Reading and writing
For now, TreeTools only handles the Newick format. Functions are quite basic at this stage.
Reading
To read from a Newick file, use read_tree
. Here is an example with the example/tree_10.nwk
file:
tree = read_tree("../../examples/tree_10.nwk")
_________________ 10
_______________________________________________________|
| | __ 8
| |______________|
| |,_ 9
| ||
_| |, 4
| ||
| | 6
|
| ______________________________ 2
| |
|__________________________________________| , 1
| ___________________|
| | | 5
|_________|
| ,_ 3
|__________________|
|_ 7
The documentation reproduced below gives more information:
TreeTools.read_tree
— Functionread_tree(
nwk_filename::AbstractString;
node_data_type=DEFAULT_NODE_DATATYPE, label=default_tree_label(), force_new_labels=false
)
read_tree(
io::IO;
node_data_type=DEFAULT_NODE_DATATYPE, label=default_tree_label(), force_new_labels=false
)
Read Newick file and create a Tree{node_data_type}
object from it. The input file can contain multiple Newick strings on different lines. The output will then be an array of Tree
objects.
The call node_data_type()
must return a valid instance of a subtype of TreeNodeData
. You can implement your own subtypes, or see ?TreeNodeData
for already implemented ones.
Use force_new_labels=true
to force the renaming of all internal nodes. By default the tree will be assigned a default_tree_label()
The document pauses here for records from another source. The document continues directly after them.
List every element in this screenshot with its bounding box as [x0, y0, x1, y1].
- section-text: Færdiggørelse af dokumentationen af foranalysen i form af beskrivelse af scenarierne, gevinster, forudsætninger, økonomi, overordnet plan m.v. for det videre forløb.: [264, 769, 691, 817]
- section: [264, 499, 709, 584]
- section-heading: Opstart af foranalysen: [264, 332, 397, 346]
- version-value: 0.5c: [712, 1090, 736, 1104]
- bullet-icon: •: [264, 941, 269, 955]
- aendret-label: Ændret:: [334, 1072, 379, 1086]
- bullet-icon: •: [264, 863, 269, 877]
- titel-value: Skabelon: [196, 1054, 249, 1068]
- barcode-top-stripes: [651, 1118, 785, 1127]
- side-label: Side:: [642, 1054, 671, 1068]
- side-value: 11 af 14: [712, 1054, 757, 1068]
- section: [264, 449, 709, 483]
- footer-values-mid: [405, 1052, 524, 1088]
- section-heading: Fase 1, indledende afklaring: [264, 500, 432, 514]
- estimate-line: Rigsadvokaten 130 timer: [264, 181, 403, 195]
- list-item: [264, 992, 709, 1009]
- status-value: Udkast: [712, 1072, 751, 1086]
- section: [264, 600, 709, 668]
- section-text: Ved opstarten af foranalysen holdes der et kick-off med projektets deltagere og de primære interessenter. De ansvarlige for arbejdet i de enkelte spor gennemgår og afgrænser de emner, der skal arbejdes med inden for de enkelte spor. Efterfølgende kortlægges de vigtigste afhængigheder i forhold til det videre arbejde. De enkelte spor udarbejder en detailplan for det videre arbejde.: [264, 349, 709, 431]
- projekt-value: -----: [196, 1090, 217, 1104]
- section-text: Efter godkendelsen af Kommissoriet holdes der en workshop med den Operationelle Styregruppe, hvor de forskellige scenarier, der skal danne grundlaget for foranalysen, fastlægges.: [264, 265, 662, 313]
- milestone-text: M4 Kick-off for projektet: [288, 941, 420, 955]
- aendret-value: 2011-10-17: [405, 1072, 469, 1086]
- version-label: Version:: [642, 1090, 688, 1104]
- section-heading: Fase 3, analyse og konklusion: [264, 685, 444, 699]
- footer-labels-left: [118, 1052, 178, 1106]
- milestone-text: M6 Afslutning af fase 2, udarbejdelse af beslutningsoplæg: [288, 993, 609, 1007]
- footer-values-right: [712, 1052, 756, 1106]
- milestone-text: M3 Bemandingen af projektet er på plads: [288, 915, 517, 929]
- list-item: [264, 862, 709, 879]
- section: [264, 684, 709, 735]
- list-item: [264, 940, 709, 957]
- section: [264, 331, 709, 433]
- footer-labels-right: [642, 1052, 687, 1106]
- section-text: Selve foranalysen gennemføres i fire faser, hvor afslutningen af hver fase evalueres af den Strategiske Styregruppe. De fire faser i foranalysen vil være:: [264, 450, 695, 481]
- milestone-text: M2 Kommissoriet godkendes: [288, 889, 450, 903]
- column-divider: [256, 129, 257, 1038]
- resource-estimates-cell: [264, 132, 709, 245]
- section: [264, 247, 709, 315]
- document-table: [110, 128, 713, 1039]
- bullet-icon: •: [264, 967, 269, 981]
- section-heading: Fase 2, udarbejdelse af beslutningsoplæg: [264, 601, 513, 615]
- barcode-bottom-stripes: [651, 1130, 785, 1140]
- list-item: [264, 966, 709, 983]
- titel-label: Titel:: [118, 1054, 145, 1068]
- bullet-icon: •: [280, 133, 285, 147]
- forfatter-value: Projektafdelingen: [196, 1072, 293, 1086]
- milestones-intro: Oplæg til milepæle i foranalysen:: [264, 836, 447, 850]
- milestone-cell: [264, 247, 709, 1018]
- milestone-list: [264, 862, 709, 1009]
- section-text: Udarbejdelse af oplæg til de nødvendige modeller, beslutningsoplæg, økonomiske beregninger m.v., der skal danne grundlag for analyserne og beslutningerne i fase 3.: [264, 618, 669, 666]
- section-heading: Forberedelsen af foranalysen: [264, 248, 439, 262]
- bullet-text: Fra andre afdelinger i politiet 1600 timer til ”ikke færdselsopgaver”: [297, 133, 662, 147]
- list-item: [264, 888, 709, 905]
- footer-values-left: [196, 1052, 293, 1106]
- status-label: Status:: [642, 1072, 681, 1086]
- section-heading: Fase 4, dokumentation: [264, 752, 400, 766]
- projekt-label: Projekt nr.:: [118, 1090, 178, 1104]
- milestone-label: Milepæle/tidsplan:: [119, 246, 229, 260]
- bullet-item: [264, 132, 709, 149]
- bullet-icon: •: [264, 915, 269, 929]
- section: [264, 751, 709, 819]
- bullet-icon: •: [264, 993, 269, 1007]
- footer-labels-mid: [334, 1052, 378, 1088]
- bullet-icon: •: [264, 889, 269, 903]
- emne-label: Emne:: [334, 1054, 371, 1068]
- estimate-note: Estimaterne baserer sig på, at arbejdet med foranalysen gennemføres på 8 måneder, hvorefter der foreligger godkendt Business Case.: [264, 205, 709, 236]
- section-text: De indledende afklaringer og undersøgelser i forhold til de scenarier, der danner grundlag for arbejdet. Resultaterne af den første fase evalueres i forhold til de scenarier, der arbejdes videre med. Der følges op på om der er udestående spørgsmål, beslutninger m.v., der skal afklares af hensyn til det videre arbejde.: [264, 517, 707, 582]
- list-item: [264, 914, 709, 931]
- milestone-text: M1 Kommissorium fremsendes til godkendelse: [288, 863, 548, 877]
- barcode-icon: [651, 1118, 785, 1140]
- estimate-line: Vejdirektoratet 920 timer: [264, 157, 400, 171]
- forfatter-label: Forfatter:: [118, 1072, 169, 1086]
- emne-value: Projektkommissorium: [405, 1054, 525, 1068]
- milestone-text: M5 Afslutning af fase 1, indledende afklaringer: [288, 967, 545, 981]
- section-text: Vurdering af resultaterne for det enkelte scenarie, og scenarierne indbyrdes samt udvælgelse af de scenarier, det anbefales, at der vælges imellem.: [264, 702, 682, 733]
, however the label of the tree can also be assigned with the label
parameter.
If you have a variable containing a Newick string and want to build a tree from it, use parse_newick_string
instead.
Note on labels
The Tree
type identifies nodes by their labels. This means that labels have to be unique. For this reason, the following is done when reading a tree:
- if an internal node does not have a label, a unique one will be created of the form
"NODE_i"
- if a node has a label that was already found before in the tree, a random identifier will be appended to it to make it unique. Note that the identifier is created using
randstring(8)
, unicity is technically not guaranteed. - if
force_new_labels
is used, a unique identifier is appended to node labels - if node labels in the Newick file are identified as confidence/bootstrap values, a random identifier is appended to them, even if they're unique in the tree. See
?TreeTools.isbootstrap
to see which labels are identified as confidence values.
read_tree
will also read files containing several Newick strings, provided they are on separate lines. It then returns an array of Tree
objects.
If you have a variable containing a Newick string, simply call parse_newick_string
to return a tree:
nwk = "(A:3,(B:1,C:1)BC:1);"
tree = parse_newick_string(nwk)
____________________________________________________________________________ A
_|
| __________________________ B
|________________________|
|__________________________ C
If internal nodes of a Newick string do not have names, TreeTools will by default give them names of the form NODE_i
with i::Int
. This happens during parsing of the Newick string, in the parse_newick!
function. This label is technically not guaranteed to be unique: the Newick string may also contain nodes with the same name. In some cases, it is thus necessary to create a unique identifier for a node. This is done by creating a random string obtained with the call Random.randstring(8)
, and happens at a later stage, when calling the node2tree
function (see the section about Tree). This happens when:
- the node label is found to be a bootstrap value (see
?TreeTools.isbootstrap
). - the option
force_new_labels
is used when callingread_tree
. This is useful if some internal nodes of the Newick string have redundant names. - for some reason, the node does not yet have a label.
There are about $2\cdot 10^{14}$ strings of length 8 (alphabetic + numeric characters), so this should be fine for most problems. A quick calculation shows that for a tree of 1000 leaves, the probability of obtaining two equal identifiers for different nodes is $\sim 2 \cdot 10^{-9}$, which is probably acceptable for most applications. If you think it's not enough, I can add a handle to let user create longer strings, or solve this in a more elegant way.
Writing
To write t::Tree
to a Newick file, simply call write(filename, t)
. If you want to append to a file, call write(filename, t, "a")
. Note that write(filename, t)
adds a newline '\n'
character at the end of the Newick string. This is done in case other trees have to be added to the file.